Enfin, la dernière toile, Solaris, est construite comme le bogue d’un marron béant contenant un visage
rayonnant. L’œuvre est divisée en plusieurs toiles qui se combinent tel un
puzzle. Au milieu, le visage occupe une toile ronde, enserrée en haut par deux
toiles qui figurent les rayonnements du soleil, et en bas, par deux autres qui
représentent des racines.
Trauma, huile sur toile, 400x400 cm, série régénérescence
Résurrection, huile sur toile, 600x600 cm, série régénérescence
Solaris, huile sur toile, 550x550 cm, série régénérescence
La dernière série, moins construite, présente des assemblages de traits sinueux, où l’œil imagine un enchevêtrement de fils bleus vifs. L’esprit peut y voir le fil de vie contrôlé par les Parques dans la mythologie grecque ou la traduction visuelle d’un cheminement intérieur. Mais pour l’artiste, « Les enchevêtrements bleus sont une manière de symboliser le vivant, l'énergie propre à l’organique. C'est en peignant la toile Résurrection que j'ai adoré peindre ces sortes de " filaments énergétiques ". Ils sont comme des canaux qui guident la lumière spirituelle. C'est une matérialisation de l'énergie que l'on ne voit pas ».

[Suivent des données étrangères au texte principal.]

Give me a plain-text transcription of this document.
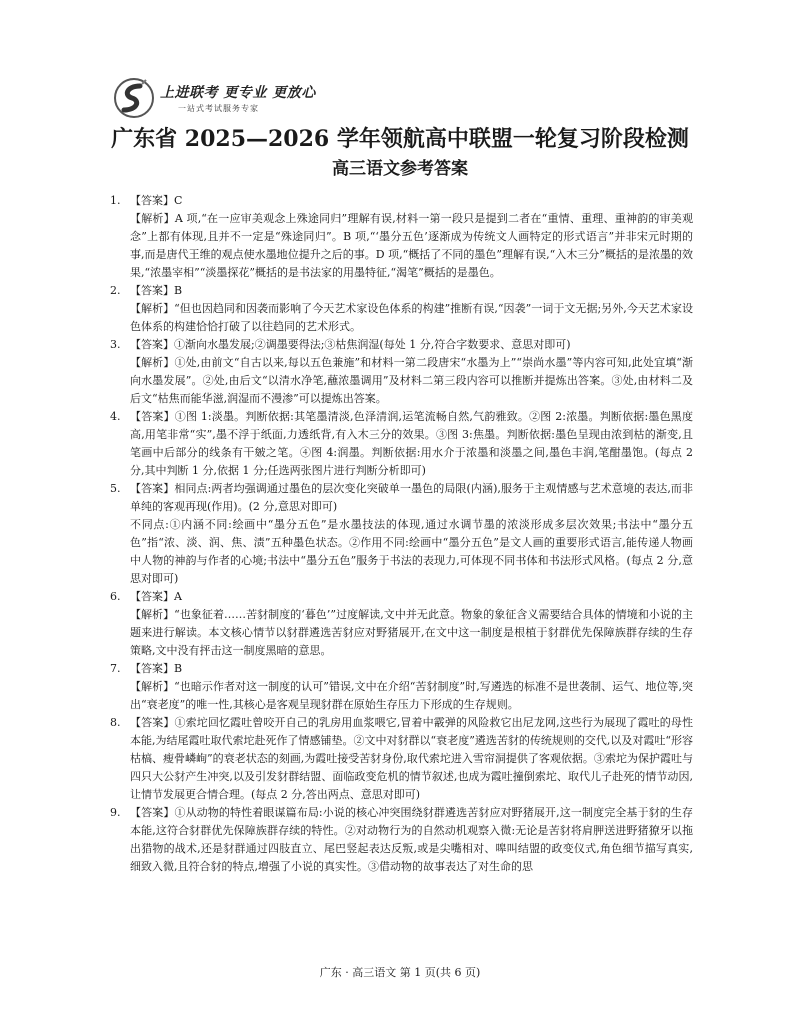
上进联考 更专业 更放心
一站式考试服务专家
广东省 2025—2026 学年领航高中联盟一轮复习阶段检测
高三语文参考答案
1. 【答案】C

【解析】A 项,“在一应审美观念上殊途同归”理解有误,材料一第一段只是提到二者在“重情、重理、重神韵的审美观念”上都有体现,且并不一定是“殊途同归”。B 项,“‘墨分五色’逐渐成为传统文人画特定的形式语言”并非宋元时期的事,而是唐代王维的观点使水墨地位提升之后的事。D 项,“概括了不同的墨色”理解有误,“入木三分”概括的是浓墨的效果,“浓墨宰相”“淡墨探花”概括的是书法家的用墨特征,“渴笔”概括的是墨色。

2. 【答案】B

【解析】“但也因趋同和因袭而影响了今天艺术家设色体系的构建”推断有误,“因袭”一词于文无据;另外,今天艺术家设色体系的构建恰恰打破了以往趋同的艺术形式。

3. 【答案】①渐向水墨发展;②调墨要得法;③枯焦润湿(每处 1 分,符合字数要求、意思对即可)

【解析】①处,由前文“自古以来,每以五色兼施”和材料一第二段唐宋“水墨为上”“崇尚水墨”等内容可知,此处宜填“渐向水墨发展”。②处,由后文“以清水净笔,蘸浓墨调用”及材料二第三段内容可以推断并提炼出答案。③处,由材料二及后文“枯焦而能华滋,润湿而不漫渗”可以提炼出答案。

4. 【答案】①图 1:淡墨。判断依据:其笔墨清淡,色泽清润,运笔流畅自然,气韵雅致。②图 2:浓墨。判断依据:墨色黑度高,用笔非常“实”,墨不浮于纸面,力透纸背,有入木三分的效果。③图 3:焦墨。判断依据:墨色呈现由浓到枯的渐变,且笔画中后部分的线条有干皴之笔。④图 4:润墨。判断依据:用水介于浓墨和淡墨之间,墨色丰润,笔酣墨饱。(每点 2 分,其中判断 1 分,依据 1 分;任选两张图片进行判断分析即可)

5. 【答案】相同点:两者均强调通过墨色的层次变化突破单一墨色的局限(内涵),服务于主观情感与艺术意境的表达,而非单纯的客观再现(作用)。(2 分,意思对即可)

不同点:①内涵不同:绘画中“墨分五色”是水墨技法的体现,通过水调节墨的浓淡形成多层次效果;书法中“墨分五色”指“浓、淡、润、焦、渍”五种墨色状态。②作用不同:绘画中“墨分五色”是文人画的重要形式语言,能传递人物画中人物的神韵与作者的心境;书法中“墨分五色”服务于书法的表现力,可体现不同书体和书法形式风格。(每点 2 分,意思对即可)

6. 【答案】A

【解析】“也象征着……苦豺制度的‘暮色’”过度解读,文中并无此意。物象的象征含义需要结合具体的情境和小说的主题来进行解读。本文核心情节以豺群遴选苦豺应对野猪展开,在文中这一制度是根植于豺群优先保障族群存续的生存策略,文中没有抨击这一制度黑暗的意思。

7. 【答案】B

【解析】“也暗示作者对这一制度的认可”错误,文中在介绍“苦豺制度”时,写遴选的标准不是世袭制、运气、地位等,突出“衰老度”的唯一性,其核心是客观呈现豺群在原始生存压力下形成的生存规则。

8. 【答案】①索坨回忆霞吐曾咬开自己的乳房用血浆喂它,冒着中霰弹的风险救它出尼龙网,这些行为展现了霞吐的母性本能,为结尾霞吐取代索坨赴死作了情感铺垫。②文中对豺群以“衰老度”遴选苦豺的传统规则的交代,以及对霞吐“形容枯槁、瘦骨嶙峋”的衰老状态的刻画,为霞吐接受苦豺身份,取代索坨进入雪帘洞提供了客观依据。③索坨为保护霞吐与四只大公豺产生冲突,以及引发豺群结盟、面临政变危机的情节叙述,也成为霞吐撞倒索坨、取代儿子赴死的情节动因,让情节发展更合情合理。(每点 2 分,答出两点、意思对即可)

9. 【答案】①从动物的特性着眼谋篇布局:小说的核心冲突围绕豺群遴选苦豺应对野猪展开,这一制度完全基于豺的生存本能,这符合豺群优先保障族群存续的特性。②对动物行为的自然动机观察入微:无论是苦豺将肩胛送进野猪獠牙以拖出猎物的战术,还是豺群通过四肢直立、尾巴竖起表达反叛,或是尖嘴相对、嗥叫结盟的政变仪式,角色细节描写真实,细致入微,且符合豺的特点,增强了小说的真实性。③借动物的故事表达了对生命的思

广东 · 高三语文 第 1 页(共 6 页)
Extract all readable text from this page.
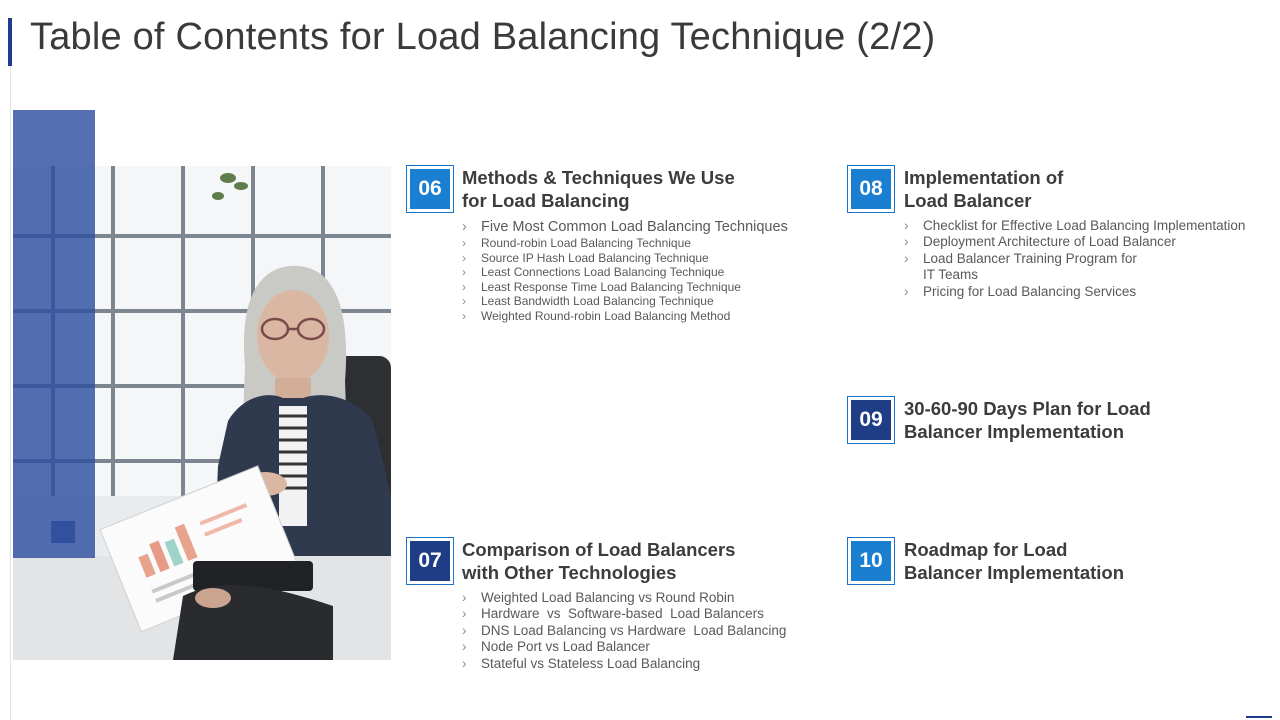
Table of Contents for Load Balancing Technique (2/2)
06	Methods & Techniques We Use
for Load Balancing
› Five Most Common Load Balancing Techniques
› Round-robin Load Balancing Technique
› Source IP Hash Load Balancing Technique
› Least Connections Load Balancing Technique
› Least Response Time Load Balancing Technique
› Least Bandwidth Load Balancing Technique
› Weighted Round-robin Load Balancing Method
07	Comparison of Load Balancers
with Other Technologies
› Weighted Load Balancing vs Round Robin
› Hardware  vs  Software-based  Load Balancers
› DNS Load Balancing vs Hardware  Load Balancing
› Node Port vs Load Balancer
› Stateful vs Stateless Load Balancing
08	Implementation of
Load Balancer
› Checklist for Effective Load Balancing Implementation
› Deployment Architecture of Load Balancer
› Load Balancer Training Program for
IT Teams
› Pricing for Load Balancing Services
09	30-60-90 Days Plan for Load
Balancer Implementation
10	Roadmap for Load
Balancer Implementation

Traversée, pigment pur de bleu majorelle sur papier, 50x60 cm, série sèves
Dualité, pigment pur de bleu majorelle sur papier, 50x60 cm, série sèves
Le travail de l’artiste se dirige à présent vers un
retour au figuratif : « Mes futurs travaux continueront à explorer le
thème de la métamorphose, mais de manière moins analytique et en employant
davantage de couleur. Je souhaite cependant encore approfondir mon travail sur
le flou, le visage et son expressivité. J’ai également prévu d’utiliser du lin
brut pas du tout apprêté de manière à affirmer les contrastes entre la fluidité
de la peinture et la raideur de cette matière ».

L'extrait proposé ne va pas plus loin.